Jaron Lanier, Simon & Schuster,

396 pages, $28

While working on "intriguing unannounced projects" for Microsoft Research — "a gigantic lighter-than-air rail gun to launch spacecraft" and a speculative strategy for "repositioning earthquakes" — Jaron Lanier has found time to follow up on his first book, 2010's "You Are Not a Gadget."

That was a feisty, brilliant, predictive work, and the new volume is just as exciting. In "Who Owns the Future?" Lanier bucks a wave of more conventional diatribes on Big Data to deliver Olympian, contrarian fighting words about the Internet's exploitative powers. A self-proclaimed "humanist softie," he is a witheringly caustic critic of big Web entities and their business models.

He's talking to all the tempting Siren Servers (as he calls them) that depend on accumulating and evaluating consumer data without acknowledging a monetary debt to the people mined for all this "free" information. One need not be a political ideologue, he says, to believe that people have quantifiable value and deserve to be recompensed for it.

"Who Owns the Future?" reiterates some ideas in Lanier's first book: that Web businesses exploit a peasant class, that users of social media may not realize how entrapped they are, that a thriving middle class is essential to keeping the Internet sustainable. When "ordinary people 'share,' while elite network presences generate unprecedented fortunes," even that elite will eventually be undermined.
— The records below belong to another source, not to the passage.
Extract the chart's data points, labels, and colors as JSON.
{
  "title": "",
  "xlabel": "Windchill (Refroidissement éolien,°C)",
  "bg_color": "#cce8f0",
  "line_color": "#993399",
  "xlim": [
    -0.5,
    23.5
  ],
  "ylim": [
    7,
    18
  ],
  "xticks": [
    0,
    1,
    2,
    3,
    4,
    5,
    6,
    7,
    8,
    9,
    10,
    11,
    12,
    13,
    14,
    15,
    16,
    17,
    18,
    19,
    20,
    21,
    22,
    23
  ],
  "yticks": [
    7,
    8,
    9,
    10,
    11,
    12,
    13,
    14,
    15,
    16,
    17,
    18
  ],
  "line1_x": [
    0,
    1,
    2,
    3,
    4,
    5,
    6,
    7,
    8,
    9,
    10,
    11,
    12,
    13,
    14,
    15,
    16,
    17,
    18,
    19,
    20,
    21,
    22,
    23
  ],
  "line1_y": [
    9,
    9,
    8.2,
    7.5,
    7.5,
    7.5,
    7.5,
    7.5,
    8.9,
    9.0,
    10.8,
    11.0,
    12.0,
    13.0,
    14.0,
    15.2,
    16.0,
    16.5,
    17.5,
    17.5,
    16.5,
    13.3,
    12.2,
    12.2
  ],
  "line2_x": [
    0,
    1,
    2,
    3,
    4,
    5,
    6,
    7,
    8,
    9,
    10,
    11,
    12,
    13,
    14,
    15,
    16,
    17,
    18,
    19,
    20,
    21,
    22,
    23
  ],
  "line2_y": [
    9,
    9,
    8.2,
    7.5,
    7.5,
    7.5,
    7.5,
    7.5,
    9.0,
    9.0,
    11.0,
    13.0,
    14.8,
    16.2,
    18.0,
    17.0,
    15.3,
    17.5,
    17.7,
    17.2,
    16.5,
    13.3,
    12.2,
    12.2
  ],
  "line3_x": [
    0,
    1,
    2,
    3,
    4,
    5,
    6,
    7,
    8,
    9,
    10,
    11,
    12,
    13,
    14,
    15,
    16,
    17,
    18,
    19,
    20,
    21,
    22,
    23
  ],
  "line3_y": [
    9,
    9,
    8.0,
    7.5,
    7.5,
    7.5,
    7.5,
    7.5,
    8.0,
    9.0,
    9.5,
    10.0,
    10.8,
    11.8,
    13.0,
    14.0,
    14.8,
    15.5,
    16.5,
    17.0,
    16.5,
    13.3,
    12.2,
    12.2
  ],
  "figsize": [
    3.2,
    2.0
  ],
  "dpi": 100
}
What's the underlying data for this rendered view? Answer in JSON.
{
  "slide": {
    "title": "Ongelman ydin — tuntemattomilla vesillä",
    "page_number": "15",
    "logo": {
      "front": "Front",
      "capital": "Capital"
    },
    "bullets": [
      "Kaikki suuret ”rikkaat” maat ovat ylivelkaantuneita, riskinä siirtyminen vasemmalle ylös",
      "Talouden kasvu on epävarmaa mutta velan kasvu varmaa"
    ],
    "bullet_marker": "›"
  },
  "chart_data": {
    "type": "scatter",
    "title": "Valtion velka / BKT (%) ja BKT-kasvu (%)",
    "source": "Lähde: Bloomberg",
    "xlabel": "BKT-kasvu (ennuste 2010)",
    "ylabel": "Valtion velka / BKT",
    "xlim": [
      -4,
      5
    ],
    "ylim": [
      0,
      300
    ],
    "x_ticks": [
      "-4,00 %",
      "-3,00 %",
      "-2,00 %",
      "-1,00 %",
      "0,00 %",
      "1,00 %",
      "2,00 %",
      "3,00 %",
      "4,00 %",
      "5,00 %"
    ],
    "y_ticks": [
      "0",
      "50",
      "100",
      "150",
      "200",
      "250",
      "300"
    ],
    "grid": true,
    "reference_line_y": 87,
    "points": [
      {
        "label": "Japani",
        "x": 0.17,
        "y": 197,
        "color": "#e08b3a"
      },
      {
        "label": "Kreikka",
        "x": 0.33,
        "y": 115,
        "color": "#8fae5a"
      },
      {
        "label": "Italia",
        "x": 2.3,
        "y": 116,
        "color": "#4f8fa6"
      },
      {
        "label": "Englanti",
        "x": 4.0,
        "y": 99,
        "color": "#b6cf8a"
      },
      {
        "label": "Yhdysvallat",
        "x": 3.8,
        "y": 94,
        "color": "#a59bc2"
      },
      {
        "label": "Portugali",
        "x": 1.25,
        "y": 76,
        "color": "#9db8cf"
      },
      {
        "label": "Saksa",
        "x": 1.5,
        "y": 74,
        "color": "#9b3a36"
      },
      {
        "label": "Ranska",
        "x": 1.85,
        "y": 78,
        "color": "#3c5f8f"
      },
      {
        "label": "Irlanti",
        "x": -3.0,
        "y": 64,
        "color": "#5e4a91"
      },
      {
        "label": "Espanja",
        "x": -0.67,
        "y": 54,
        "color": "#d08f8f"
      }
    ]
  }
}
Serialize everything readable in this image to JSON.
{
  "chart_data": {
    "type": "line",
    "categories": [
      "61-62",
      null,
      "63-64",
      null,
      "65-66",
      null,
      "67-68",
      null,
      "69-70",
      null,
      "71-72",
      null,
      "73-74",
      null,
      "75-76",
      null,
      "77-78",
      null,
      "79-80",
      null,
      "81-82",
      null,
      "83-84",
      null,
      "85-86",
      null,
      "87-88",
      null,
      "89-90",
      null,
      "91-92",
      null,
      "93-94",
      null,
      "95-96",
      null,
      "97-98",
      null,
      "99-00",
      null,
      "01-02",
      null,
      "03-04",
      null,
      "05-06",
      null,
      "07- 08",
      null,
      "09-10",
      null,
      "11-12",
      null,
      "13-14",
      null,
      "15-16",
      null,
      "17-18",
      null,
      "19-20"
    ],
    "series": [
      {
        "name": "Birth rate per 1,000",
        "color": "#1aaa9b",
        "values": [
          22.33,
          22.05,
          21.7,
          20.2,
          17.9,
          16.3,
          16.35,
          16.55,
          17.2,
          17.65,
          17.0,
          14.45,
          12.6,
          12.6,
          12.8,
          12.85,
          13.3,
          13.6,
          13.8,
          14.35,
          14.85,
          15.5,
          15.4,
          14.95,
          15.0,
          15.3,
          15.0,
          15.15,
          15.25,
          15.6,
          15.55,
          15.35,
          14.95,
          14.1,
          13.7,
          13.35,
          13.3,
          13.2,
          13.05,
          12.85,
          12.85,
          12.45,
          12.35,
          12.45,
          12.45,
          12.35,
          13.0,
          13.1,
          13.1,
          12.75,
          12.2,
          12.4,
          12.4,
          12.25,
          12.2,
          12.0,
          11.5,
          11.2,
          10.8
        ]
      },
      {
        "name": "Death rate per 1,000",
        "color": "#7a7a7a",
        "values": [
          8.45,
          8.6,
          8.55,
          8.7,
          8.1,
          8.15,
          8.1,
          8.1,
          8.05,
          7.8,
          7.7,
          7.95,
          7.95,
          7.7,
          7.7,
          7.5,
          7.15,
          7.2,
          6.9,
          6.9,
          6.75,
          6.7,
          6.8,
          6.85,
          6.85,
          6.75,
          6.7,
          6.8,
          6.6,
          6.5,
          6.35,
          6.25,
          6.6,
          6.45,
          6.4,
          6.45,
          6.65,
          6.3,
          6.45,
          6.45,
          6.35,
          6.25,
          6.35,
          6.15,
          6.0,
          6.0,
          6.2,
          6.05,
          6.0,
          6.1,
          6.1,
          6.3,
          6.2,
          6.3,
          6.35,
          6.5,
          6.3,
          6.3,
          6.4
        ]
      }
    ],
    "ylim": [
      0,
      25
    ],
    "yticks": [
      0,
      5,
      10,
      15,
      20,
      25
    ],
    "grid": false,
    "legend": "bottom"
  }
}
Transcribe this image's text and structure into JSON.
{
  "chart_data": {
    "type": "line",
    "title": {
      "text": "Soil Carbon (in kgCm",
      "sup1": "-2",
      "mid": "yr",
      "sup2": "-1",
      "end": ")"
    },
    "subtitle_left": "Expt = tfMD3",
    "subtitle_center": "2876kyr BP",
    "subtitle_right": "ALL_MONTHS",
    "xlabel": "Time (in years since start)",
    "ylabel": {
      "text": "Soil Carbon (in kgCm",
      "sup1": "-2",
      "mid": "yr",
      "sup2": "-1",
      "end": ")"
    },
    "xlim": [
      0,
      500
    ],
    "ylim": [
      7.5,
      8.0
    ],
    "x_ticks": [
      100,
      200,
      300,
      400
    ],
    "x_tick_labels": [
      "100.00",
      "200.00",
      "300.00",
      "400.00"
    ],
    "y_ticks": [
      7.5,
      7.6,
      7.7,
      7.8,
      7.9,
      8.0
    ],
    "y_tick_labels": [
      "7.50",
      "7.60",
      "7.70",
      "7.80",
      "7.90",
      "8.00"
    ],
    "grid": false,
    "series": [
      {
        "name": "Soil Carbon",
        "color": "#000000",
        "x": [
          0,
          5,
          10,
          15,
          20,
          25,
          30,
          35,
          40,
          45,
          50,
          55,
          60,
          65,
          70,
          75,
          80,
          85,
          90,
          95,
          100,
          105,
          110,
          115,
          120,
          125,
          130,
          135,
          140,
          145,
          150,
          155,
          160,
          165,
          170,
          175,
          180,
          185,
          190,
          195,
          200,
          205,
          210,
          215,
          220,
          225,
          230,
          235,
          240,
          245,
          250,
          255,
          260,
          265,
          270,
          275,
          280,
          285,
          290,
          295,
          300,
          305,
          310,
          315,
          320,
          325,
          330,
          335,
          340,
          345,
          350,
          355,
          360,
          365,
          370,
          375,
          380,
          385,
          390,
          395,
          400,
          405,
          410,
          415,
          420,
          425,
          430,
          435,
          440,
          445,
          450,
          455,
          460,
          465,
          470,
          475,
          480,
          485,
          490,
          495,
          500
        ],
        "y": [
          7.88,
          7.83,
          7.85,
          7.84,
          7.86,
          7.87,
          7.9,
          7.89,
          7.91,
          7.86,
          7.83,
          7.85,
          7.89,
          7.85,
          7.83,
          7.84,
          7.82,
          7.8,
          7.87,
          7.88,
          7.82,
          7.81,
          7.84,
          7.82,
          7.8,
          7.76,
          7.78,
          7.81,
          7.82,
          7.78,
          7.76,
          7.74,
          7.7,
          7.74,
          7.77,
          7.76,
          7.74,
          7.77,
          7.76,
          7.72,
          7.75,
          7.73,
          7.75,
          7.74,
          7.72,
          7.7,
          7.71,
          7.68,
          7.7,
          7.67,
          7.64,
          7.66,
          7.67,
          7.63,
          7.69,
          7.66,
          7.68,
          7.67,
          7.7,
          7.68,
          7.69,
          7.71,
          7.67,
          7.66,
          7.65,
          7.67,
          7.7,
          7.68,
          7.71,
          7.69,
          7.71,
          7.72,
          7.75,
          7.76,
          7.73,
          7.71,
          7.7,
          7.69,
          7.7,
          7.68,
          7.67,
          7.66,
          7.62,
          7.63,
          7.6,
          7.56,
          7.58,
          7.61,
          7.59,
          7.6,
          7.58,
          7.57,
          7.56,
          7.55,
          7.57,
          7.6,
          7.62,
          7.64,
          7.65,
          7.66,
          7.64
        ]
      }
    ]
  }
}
"Who Owns the Future?" takes some of its biggest swipes at those who presume to own the future: fans of the Singularity (the hypothetical imminent merger of biology and technology), Silicon Valley pioneers seeking "methusalization" (i.e., immortality), techie utopians of every stripe. Yes, Lanier happens to be one of them. But he still is capable of remembering when, in his boyhood, ­prognosticators foresaw lunar colonies and flying cars. Now they think about genomics and data. Mindful of that way-cool past, he says, "I miss the future."